Risk Vs. Reward I have reviewed the comments on this site on CHR.B - and each must make thier own conclusion on this stock. This is a risk vs. reward question. That said - prior to the dividend cut - most of the major analysts covering CHR.B were bullish with an average price target north of $4.00. One has to question the credability of an analyst who switches thier recommendation and price target from one extreme of $4.75 to $1.50 when all that took place essentially was a 50 percent dividend cut and missed Q1 target. To quote another major analyst - "the funadmentals of this stock did not change" (I would challenge those reading to counter this claim). There is no new information that warrants what we have seen in the share price of Chorus. The potential outcomes around the ARB ruling is not new. New entrants (ie. Westjet) into the regional marketplace is not new. The expiriy of the AC contract in 2020 is not new.
Indeed - to echo another analyst who was claiming not too recently that "the relationship between Chorus and Air Canada" is symbiotic - I would continue to argue there is no other carrier today with the fleet size (scale) and flexibility to offer the routes currently provided by Jazz - so any notion that AC will shoot themselves in the foot by severing thier relationship with Chorus after 2020 would only be plausible if another carrier like Sky Regional assumed the fixed cost to ramp up thier fleet size. Last check - Sky Regional had 5 planes and 100 employees and a very limited number or routes. Other regionals simply do not have scale. To me - that outcome after 2020 does not seem plausible.
Sure - there are new entrants coming into the market with more efficient planes that will drive competition and lower costs - but even West Jet will be slowly phasing into the regional market with thier Q400s (they will not be coming in with a bang to match Chorus route for route).

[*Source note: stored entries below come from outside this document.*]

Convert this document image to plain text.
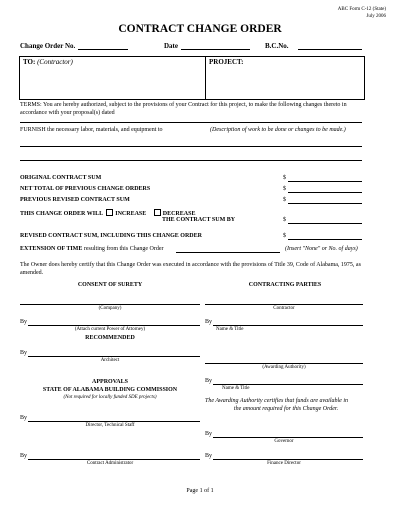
ABC Form C-12 (State)
July 2006
CONTRACT CHANGE ORDER
Change Order No.	Date	B.C.No.
TO: (Contractor)	PROJECT:
TERMS: You are hereby authorized, subject to the provisions of your Contract for this project, to make the following changes thereto in accordance with your proposal(s) dated
FURNISH the necessary labor, materials, and equipment to	(Description of work to be done or changes to be made.)
ORIGINAL CONTRACT SUM	$
NET TOTAL OF PREVIOUS CHANGE ORDERS	$
PREVIOUS REVISED CONTRACT SUM	$
THIS CHANGE ORDER WILL INCREASE	DECREASE
THE CONTRACT SUM BY	$
REVISED CONTRACT SUM, INCLUDING THIS CHANGE ORDER	$
EXTENSION OF TIME resulting from this Change Order	(Insert "None" or No. of days)
The Owner does hereby certify that this Change Order was executed in accordance with the provisions of Title 39, Code of Alabama, 1975, as amended.
CONSENT OF SURETY	CONTRACTING PARTIES
(Company)
By
(Attach current Power of Attorney)
RECOMMENDED
By
Architect
APPROVALS
STATE OF ALABAMA BUILDING COMMISSION
(Not required for locally funded SDE projects)
By
Director, Technical Staff
By
Contract Administrator
Contractor
By
Name & Title
(Awarding Authority)
By
Name & Title
The Awarding Authority certifies that funds are available in
the amount required for this Change Order.
By
Governor
By
Finance Director
Page 1 of 1
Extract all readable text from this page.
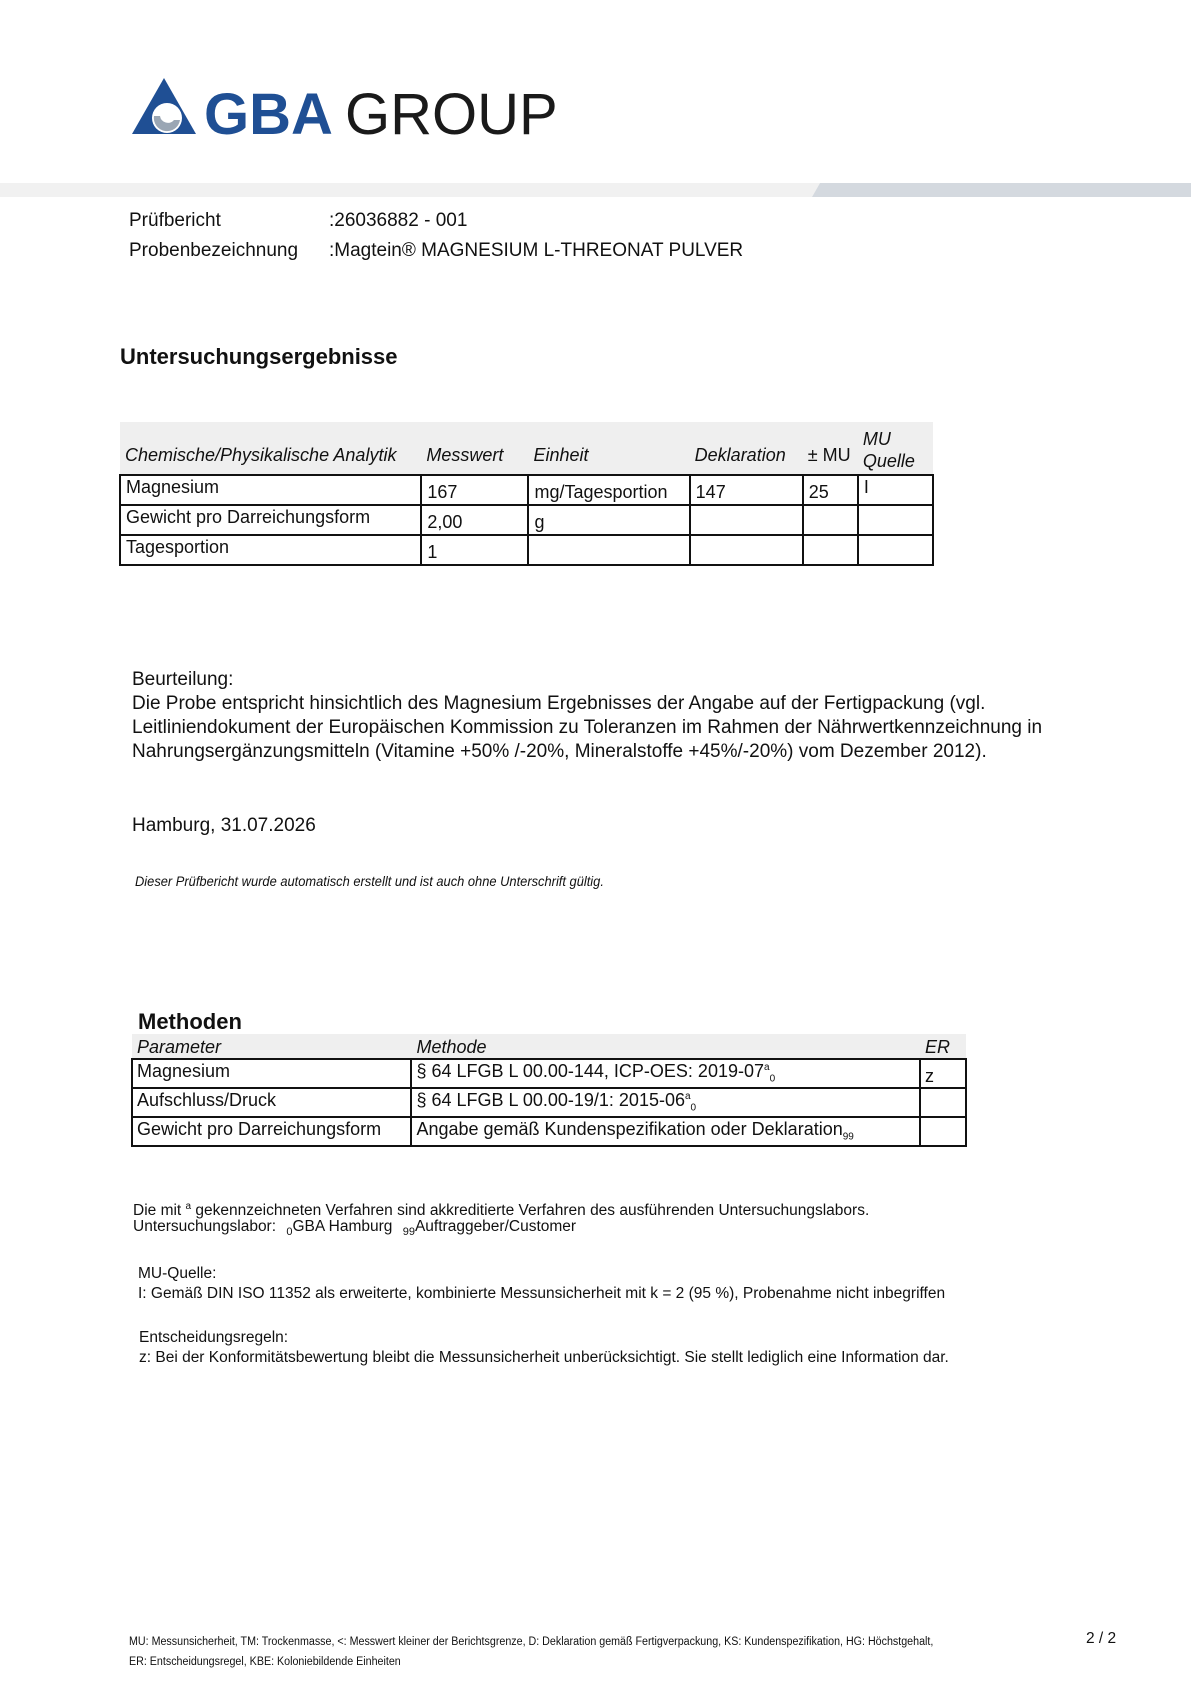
GBA GROUP
Prüfbericht	:26036882 - 001
Probenbezeichnung :Magtein® MAGNESIUM L-THREONAT PULVER
Untersuchungsergebnisse
Chemische/Physikalische Analytik	Messwert	Einheit	Deklaration	± MU	MU
Quelle
Magnesium	167	mg/Tagesportion	147	25	I
Gewicht pro Darreichungsform	2,00	g			
Tagesportion	1				
Beurteilung:
Die Probe entspricht hinsichtlich des Magnesium Ergebnisses der Angabe auf der Fertigpackung (vgl.
Leitliniendokument der Europäischen Kommission zu Toleranzen im Rahmen der Nährwertkennzeichnung in
Nahrungsergänzungsmitteln (Vitamine +50% /-20%, Mineralstoffe +45%/-20%) vom Dezember 2012).
Hamburg, 31.07.2026
Dieser Prüfbericht wurde automatisch erstellt und ist auch ohne Unterschrift gültig.
Methoden
Parameter	Methode	ER
Magnesium	§ 64 LFGB L 00.00-144, ICP-OES: $2019-07^a_0$	z
Aufschluss/Druck	§ 64 LFGB L 00.00-19/1: $2015-06^a_0$	
Gewicht pro Darreichungsform	Angabe gemäß Kundenspezifikation oder Deklaration$_{99}$	
Die mit $^a$ gekennzeichneten Verfahren sind akkreditierte Verfahren des ausführenden Untersuchungslabors.
Untersuchungslabor: $_0$GBA Hamburg $_{99}$Auftraggeber/Customer
MU-Quelle:
I: Gemäß DIN ISO 11352 als erweiterte, kombinierte Messunsicherheit mit k = 2 (95 %), Probenahme nicht inbegriffen
Entscheidungsregeln:
z: Bei der Konformitätsbewertung bleibt die Messunsicherheit unberücksichtigt. Sie stellt lediglich eine Information dar.
MU: Messunsicherheit, TM: Trockenmasse, <: Messwert kleiner der Berichtsgrenze, D: Deklaration gemäß Fertigverpackung, KS: Kundenspezifikation, HG: Höchstgehalt,
ER: Entscheidungsregel, KBE: Koloniebildende Einheiten
2 / 2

The recent dividend cut only strengthens the balance sheet over the long term. The severence costs paid in Q1 and throughout the year will further strengthen the balance sheet and EPS over time. The gradual fleet renewal is laying the groundwork to allow CHR the ability to be cost competitive. Chorus has a 7 year runway to get their costs in line with thier current AC contract - so any talk of them being a going concern this early in the game seems a bit premature to me. At current these prices - nearing a 15% yield at $0.30 (annually) which I would argue is more than sustainable through 2015 (with current cash, plus dividend savings, and forecasted free cash flow less capex, and fleet renewal costs being funded by debt - dividend coverage is relatively secure through 2015 even with a negative ARB ruling)....it would seem to me that the upside far exceeds any further downside which seems to have been priced into the stock.
I am going long on CHR.B - at least through 2015. I am placing a bet we are near a bottom and there are plenty of upside catalysts that - with dividends - should make this a profitable position over the long term.